改札口を抜け、急ぎながら女性が歩く。若く見えるが歳は三十路。165cmのスレンダーな躯に、量販店で買い揃えたシャツにズボンという動きやすい服装を着込み、癖のある焦茶色の長髪を靡かせる。
駅前に小さな鄙びた喫茶店があった。女性は早足で向かいドアノブに手を掛ける。
カランカランとドアに取り付けられた小さなベルがなった。
「いらっしゃいませ」
アルバイトの女の子が愛想笑いと溌剌とした声で客を迎える。
女性は一人である旨を伝えると、カウンターに案内された。
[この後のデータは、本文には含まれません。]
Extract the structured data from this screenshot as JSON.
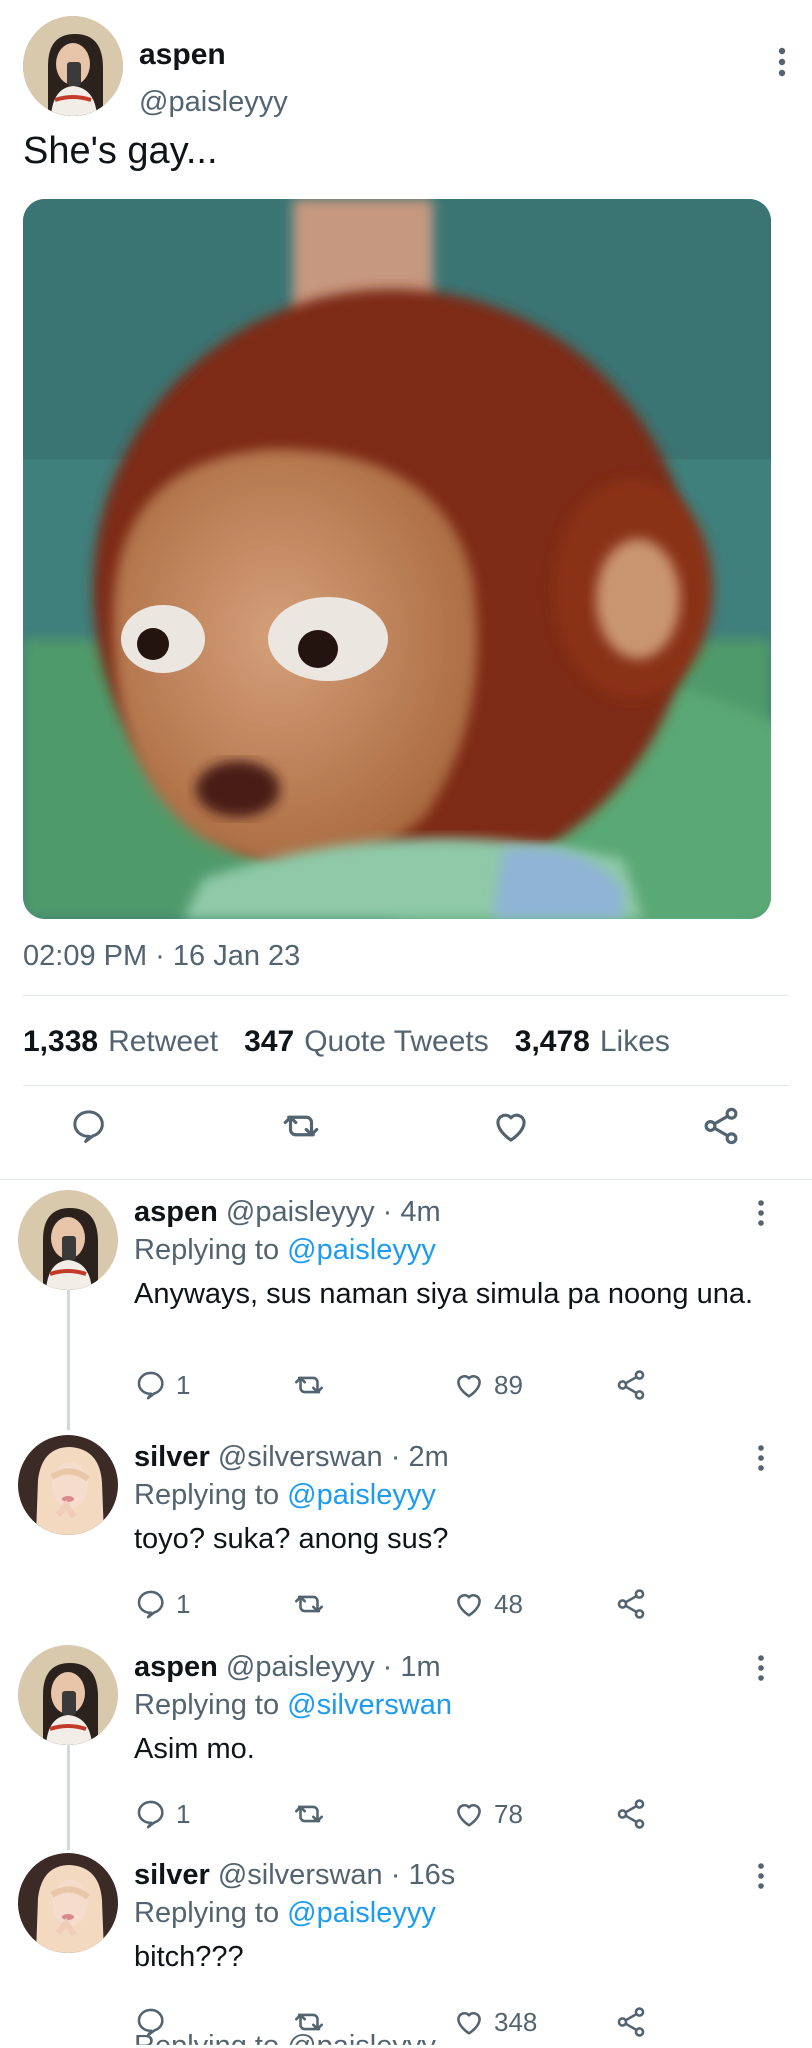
{
  "tweet": {
    "author_name": "aspen",
    "author_handle": "@paisleyyy",
    "text": "She's gay...",
    "timestamp": "02:09 PM · 16 Jan 23",
    "stats": {
      "retweets_count": "1,338",
      "retweets_label": "Retweet",
      "quotes_count": "347",
      "quotes_label": "Quote Tweets",
      "likes_count": "3,478",
      "likes_label": "Likes"
    }
  },
  "replies": [
    {
      "name": "aspen",
      "handle": "@paisleyyy",
      "time": "· 4m",
      "replying_label": "Replying to",
      "replying_to": "@paisleyyy",
      "text": "Anyways, sus naman siya simula pa noong una.",
      "reply_count": "1",
      "like_count": "89",
      "avatar": "aspen"
    },
    {
      "name": "silver",
      "handle": "@silverswan",
      "time": "· 2m",
      "replying_label": "Replying to",
      "replying_to": "@paisleyyy",
      "text": "toyo? suka? anong sus?",
      "reply_count": "1",
      "like_count": "48",
      "avatar": "silver"
    },
    {
      "name": "aspen",
      "handle": "@paisleyyy",
      "time": "· 1m",
      "replying_label": "Replying to",
      "replying_to": "@silverswan",
      "text": "Asim mo.",
      "reply_count": "1",
      "like_count": "78",
      "avatar": "aspen"
    },
    {
      "name": "silver",
      "handle": "@silverswan",
      "time": "· 16s",
      "replying_label": "Replying to",
      "replying_to": "@paisleyyy",
      "text": "bitch???",
      "reply_count": "",
      "like_count": "348",
      "avatar": "silver"
    }
  ],
  "partial_next": "Replying to @paisleyyy",
  "colors": {
    "accent": "#1d9bf0",
    "text": "#0f1419",
    "muted": "#536471",
    "divider": "#e1e6ea",
    "thread_line": "#cfd9de"
  },
  "icons": {
    "reply": "speech-bubble-icon",
    "retweet": "retweet-icon",
    "like": "heart-icon",
    "share": "share-icon",
    "more": "more-vertical-icon"
  }
}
席に座り、白髪の目立つ店主にホットコーヒーと共に、別の事も頼んだ。
「取り急ぎ、仕事を頼みたいのですが」
急な話だった。
「どんな内容ですか」
幸い他に客はいないので、おおっぴらに出来た。
「誘拐された娘の奪回です」
女性は真剣な面持ちで話す。
「警察には?」
店主はとりあえず尋ねた。
「相手が悪いです」
不可解な返答。
「暗殺組織絡みですから」
店主は納得した。この手は確かに警察には荷が重い。相手は大抵は手練れである。
「お客さん、随分詳しいですね。ですが今すぐは流石に…」
店主が厳しい旨を伝えようとした矢先、またドアのベルが乾いた音をあげた。